Get your feet wet before you jump in
The mystifying process of obtaining Federal Housing Administration (FHA) licensing, a requirement for entry into the world of reverses, can be a very big deterrent when traditional forward brokers are looking to dive in. Provided a company is lucky, acquiring an FHA license can take six to eight weeks. Unfortunately, for most companies, it is more like a four- to six-month ordeal, because of the myriad of minutiae HUD needs thoroughly and accurately completed before granting the license. There is a laundry list of requirements a company must meet before crossing the threshold. What new entrants can look forward to is a lengthy revision and review process, at best. The line of credit example is just one of the many confusing nuances associated with providing reverse mortgages.
Should you choose not to engage in the FHA rigmarole, be prepared to turn away potential reverse mortgage borrowers to approved reverse mortgage brokers and lenders. However, thanks to a much-improved program and market, there is still a way for you to capitalize on these leads without bearing the burden of a license or taking unnecessary financial risks.

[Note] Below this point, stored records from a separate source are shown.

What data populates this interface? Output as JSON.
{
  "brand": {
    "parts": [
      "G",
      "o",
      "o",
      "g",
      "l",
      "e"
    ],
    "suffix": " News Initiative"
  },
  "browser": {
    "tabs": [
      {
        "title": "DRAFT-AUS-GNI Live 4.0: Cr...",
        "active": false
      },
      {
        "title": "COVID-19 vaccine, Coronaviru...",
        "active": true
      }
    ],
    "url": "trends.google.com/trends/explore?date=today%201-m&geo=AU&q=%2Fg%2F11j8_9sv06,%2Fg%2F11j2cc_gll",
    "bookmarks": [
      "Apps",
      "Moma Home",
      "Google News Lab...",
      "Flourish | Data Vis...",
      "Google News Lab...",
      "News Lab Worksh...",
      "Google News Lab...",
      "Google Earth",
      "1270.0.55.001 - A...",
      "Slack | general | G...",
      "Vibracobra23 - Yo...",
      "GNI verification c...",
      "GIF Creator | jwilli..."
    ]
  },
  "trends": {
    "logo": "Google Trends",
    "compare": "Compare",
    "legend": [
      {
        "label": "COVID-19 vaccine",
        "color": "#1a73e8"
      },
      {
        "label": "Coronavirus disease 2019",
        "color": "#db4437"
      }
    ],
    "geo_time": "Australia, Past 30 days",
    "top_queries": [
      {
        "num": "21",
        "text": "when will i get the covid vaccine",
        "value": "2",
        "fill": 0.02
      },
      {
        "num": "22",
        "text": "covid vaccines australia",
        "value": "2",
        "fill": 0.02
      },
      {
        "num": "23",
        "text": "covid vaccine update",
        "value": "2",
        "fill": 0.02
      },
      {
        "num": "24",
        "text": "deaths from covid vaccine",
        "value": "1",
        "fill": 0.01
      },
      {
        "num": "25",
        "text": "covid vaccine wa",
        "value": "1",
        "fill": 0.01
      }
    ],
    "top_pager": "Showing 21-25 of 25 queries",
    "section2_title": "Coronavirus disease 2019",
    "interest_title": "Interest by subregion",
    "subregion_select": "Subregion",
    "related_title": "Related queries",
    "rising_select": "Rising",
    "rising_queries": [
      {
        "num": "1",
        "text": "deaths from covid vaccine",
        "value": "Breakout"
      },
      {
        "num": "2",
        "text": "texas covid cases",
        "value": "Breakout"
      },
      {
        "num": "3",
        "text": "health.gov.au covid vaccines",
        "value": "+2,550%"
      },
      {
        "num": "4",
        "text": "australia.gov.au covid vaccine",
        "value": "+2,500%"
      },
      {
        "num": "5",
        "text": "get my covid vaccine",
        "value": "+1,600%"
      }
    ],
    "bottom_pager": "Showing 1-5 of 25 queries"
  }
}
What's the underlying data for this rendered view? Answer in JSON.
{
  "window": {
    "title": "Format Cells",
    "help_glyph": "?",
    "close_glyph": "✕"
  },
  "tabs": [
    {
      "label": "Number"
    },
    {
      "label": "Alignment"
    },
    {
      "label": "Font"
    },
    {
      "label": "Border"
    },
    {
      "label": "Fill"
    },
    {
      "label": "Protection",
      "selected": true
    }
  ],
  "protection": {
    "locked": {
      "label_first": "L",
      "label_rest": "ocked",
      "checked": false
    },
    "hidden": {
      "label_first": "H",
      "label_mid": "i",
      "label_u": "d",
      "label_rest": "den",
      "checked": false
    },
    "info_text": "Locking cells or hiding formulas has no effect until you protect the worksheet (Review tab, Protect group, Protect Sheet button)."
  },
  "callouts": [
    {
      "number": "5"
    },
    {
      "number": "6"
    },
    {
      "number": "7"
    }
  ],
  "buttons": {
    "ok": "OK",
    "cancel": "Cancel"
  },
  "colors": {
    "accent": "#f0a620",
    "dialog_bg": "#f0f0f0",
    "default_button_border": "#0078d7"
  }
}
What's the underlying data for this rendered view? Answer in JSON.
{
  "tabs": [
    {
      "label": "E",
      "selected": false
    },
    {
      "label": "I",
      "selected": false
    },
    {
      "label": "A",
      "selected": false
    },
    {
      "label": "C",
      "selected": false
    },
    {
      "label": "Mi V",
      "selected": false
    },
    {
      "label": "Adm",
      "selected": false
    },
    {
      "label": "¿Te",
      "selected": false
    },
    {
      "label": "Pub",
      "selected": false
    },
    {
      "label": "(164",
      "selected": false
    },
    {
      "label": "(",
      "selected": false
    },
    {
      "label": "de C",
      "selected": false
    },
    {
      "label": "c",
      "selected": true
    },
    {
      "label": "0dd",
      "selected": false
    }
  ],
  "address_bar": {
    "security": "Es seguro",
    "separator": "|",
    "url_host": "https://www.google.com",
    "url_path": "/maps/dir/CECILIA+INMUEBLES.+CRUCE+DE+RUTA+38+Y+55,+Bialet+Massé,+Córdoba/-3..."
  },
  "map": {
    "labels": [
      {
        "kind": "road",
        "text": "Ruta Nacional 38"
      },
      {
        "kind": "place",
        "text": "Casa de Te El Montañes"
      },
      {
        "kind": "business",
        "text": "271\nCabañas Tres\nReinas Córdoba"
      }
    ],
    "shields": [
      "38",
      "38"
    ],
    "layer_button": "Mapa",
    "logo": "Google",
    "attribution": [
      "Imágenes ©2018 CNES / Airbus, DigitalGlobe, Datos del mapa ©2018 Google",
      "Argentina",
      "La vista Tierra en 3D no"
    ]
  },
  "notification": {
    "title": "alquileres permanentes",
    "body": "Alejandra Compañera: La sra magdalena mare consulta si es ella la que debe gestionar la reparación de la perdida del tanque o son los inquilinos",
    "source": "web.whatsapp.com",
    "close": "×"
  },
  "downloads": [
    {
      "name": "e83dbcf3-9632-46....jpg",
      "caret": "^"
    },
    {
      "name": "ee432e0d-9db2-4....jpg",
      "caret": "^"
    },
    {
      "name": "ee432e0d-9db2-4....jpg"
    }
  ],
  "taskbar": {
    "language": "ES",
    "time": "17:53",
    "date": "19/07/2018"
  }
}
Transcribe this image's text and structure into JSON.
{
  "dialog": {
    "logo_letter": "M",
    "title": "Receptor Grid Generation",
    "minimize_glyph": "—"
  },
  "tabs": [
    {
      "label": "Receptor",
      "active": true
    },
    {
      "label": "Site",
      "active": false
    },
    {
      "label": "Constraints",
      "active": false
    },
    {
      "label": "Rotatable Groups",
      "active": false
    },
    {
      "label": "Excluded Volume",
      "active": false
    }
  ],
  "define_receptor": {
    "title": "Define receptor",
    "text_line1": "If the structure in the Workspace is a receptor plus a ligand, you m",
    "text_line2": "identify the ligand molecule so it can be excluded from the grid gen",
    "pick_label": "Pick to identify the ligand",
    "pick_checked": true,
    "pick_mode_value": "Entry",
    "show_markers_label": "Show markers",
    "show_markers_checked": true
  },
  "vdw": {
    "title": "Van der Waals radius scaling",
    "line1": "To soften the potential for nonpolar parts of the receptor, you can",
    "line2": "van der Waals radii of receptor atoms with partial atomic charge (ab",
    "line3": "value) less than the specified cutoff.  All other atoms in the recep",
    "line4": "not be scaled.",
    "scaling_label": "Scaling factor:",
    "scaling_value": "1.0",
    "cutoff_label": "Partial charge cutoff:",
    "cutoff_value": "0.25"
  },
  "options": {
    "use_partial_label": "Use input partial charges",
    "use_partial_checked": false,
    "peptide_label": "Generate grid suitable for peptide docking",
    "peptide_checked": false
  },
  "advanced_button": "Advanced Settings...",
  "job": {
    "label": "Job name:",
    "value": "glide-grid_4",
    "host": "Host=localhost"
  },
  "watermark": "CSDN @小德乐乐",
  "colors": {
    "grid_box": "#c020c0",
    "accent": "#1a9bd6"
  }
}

There is an easier alternative gaining popularity that allows the traditional forward mortgage broker to provide reverse mortgage without obtaining licensing or taking any risks. This attractive "education referral" type of program offered by reverse mortgage industry leaders is most commonly known as an advisor program. This innovative program provides those new to the sector with low-risk exposure to the ins and outs of these niche products. Instead of turning away prospects who are best fitted for a reverse mortgage and losing any possible revenue, they stay engaged with the customer during the "upstream" part of the reverse mortgage education process.
Generally, these advisor programs provide trainings that arm traditional forward brokers with sufficient knowledge that will help them determine when a reverse mortgage is appropriate for their clients and how to accurately explain the features of the loan. Provided brokers satisfy the appropriate requirements, 25 percent of the origination fee can be paid via escrow, with the client's signed verification authorizing the payment and confirming services rendered.
The benefits of trying your hand at reverses through an advisor are many:
• Extensive sales training;
• No need to monkey around with the complicated FHA approval process;
• No upfront investment (however, some brokers do spend some money in marketing to grow their advisor program);
• All processing (from application to funding) is generally handled internally by the reverse provider; and
• Extra revenue without a lot of extra work.
Perhaps most importantly, the advisor program extends the necessary education to groom up-and-coming, professional and competent reverse providers. Once again reiterating the sound advice of Bell, "Quality and integrity are essential to the growth of the reverse mortgage industry." To achieve this, he challenged members of the reverse mortgage community to go about business "by projecting the right attitude, the right image and the right behavior."
Part and parcel to that is knowledge-sharing and mentoring. Without such available programs and networks, there is too much opportunity for unskilled loan officers to hazardously fan the flames of the market, potentially leaving the rest of us (and our vulnerable clients) burned.